Q(8) Investigations have revealed that Minister Vasant Bharath is of the view that Ramnarine’s dismissal was unfair and wrong.  As line minister for CAL are you presently reviewing the firing of Ramnarine? 

Response: Caribbean Airlines Ltd does not comment on internal matters relating to current and former employees.The position of Chief Financial Officer has been advertised locally and internationally and the airline’s contracted external recruitment service is conducting interviews confidentially to propose the candidates best suited to take the airline forward under the strict guidelines and oversight of the Board.

Editor’s Note: The question on the loan amount—US$40m—was asked before receipt of the Ramnarine report which quoted US$50m.

On March 15, 2013 the ILFC issued a notice of default and demand for payment to CAL.

The notice which was sent to the legal and finance department and vice president, maintenance and engineering was issued via facsimile and e-mail by ILFC’s assistant vice president and corporate counsel, J Scot Kennedy.
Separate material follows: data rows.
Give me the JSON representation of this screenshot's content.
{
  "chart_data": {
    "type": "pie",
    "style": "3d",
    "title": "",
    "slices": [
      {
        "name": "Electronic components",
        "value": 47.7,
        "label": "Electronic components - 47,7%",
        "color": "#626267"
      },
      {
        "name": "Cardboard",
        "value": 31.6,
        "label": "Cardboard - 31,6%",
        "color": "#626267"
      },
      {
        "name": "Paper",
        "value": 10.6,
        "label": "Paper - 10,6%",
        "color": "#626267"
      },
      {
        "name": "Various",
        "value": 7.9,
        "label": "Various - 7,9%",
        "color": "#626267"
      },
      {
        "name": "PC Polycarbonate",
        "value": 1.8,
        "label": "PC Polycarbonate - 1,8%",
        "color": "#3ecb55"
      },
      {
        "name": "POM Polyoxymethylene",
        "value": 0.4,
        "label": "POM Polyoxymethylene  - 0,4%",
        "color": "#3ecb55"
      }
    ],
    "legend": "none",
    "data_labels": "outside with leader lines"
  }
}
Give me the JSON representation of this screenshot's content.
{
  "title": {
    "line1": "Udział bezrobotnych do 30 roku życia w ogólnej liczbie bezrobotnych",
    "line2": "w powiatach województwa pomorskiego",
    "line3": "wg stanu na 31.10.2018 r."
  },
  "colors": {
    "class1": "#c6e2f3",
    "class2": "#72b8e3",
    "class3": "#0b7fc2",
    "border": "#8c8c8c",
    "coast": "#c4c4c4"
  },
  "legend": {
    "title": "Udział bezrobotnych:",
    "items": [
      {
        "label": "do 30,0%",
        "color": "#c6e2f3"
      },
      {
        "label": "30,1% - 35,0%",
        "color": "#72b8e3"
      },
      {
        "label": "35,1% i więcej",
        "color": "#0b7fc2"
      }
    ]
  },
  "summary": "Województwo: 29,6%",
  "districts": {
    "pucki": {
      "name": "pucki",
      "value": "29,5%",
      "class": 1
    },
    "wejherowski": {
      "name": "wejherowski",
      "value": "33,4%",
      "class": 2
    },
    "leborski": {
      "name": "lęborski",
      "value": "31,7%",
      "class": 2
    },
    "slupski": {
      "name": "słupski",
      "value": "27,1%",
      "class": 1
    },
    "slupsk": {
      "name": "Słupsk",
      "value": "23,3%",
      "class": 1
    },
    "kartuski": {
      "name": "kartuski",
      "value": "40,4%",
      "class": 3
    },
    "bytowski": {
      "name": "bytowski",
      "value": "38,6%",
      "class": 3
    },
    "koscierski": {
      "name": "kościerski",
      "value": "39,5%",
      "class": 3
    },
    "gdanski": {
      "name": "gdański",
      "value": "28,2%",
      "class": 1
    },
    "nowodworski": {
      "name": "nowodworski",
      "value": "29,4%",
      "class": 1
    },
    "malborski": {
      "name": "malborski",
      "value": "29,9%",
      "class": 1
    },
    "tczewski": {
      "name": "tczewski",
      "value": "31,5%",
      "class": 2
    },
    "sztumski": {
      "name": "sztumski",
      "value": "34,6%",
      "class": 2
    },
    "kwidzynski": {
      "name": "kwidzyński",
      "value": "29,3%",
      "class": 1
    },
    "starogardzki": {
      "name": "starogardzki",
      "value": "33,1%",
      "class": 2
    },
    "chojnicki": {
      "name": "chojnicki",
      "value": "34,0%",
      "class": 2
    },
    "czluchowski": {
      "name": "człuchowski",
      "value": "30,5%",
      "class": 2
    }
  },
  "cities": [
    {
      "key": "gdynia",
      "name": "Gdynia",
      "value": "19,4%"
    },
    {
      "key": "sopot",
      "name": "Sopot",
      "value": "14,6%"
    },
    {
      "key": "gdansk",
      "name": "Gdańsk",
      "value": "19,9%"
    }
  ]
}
The notice stated in part:

Past due payments of rent, reserves and other amounts are due and owing from lessee under the leases. The total amount due and owing under the 28255 lease as of the date hereof is US$252,923.48, as more fully described in attachment two (the caste debt). The total amount due and owing under the remaining leases is US$1,889,531.05, as more fully described in attachment three hereto (the ILFC debt). Lessee’s failure to pay such amount constitutes events of default under the leases and each of them.

In exercise of the rights of each lessor under the applicable lease, ILFC in its capacity as lessor under the 28233 lease, the 28234 lease, 28235 lease and 28246 lease, and as servicer for the applicable lessor under the remaining leases, hereby instructs lessee to pay the following amounts no later than 5 pm on Wednesday March 25, 2012  (sic): (1) to the bank account set forth in the 28255 lease, an amount equal to the castle debt; and (ii) to the bank account set forth in the 27597 lease, an amount equal to the ILFC debt.

In the event that lessee fails to make the required payments on or before the date and time set forth above, ILFC, in its capacity as lessor and servicer as applicable, hereby instructs lessee immediately to (i) cease flying the aircraft, (ii) ground and leave the aircraft parked in its then current location, and (iii) await further instructions from ILFC or the applicable lessor. 

In addition to the foregoing, ILFC and the other lessors may without further notice to lessee, exercise such other rights and remedies each lessor may have under the applicable lease.

This notice does not terminate the leases or any of them or lessee’s obligations under the leases or any of them, and such obligations (including lessee’s indemnification and insurance obligations) are ongoing. This notice and the actions hereunder and instructions set forth herein on behalf of the lessors are without prejudice to and each lessor hereby expressly reserves and does not waive, all other rights and remedies of each such lessor under the applicable lease, at law and at equity, with respect to lesse’s defaults under the leases and each of them, including, but not limited to, the right of each lessor to terminate the applicable lease and to recover all past and future damages on account of lessee’s defaults.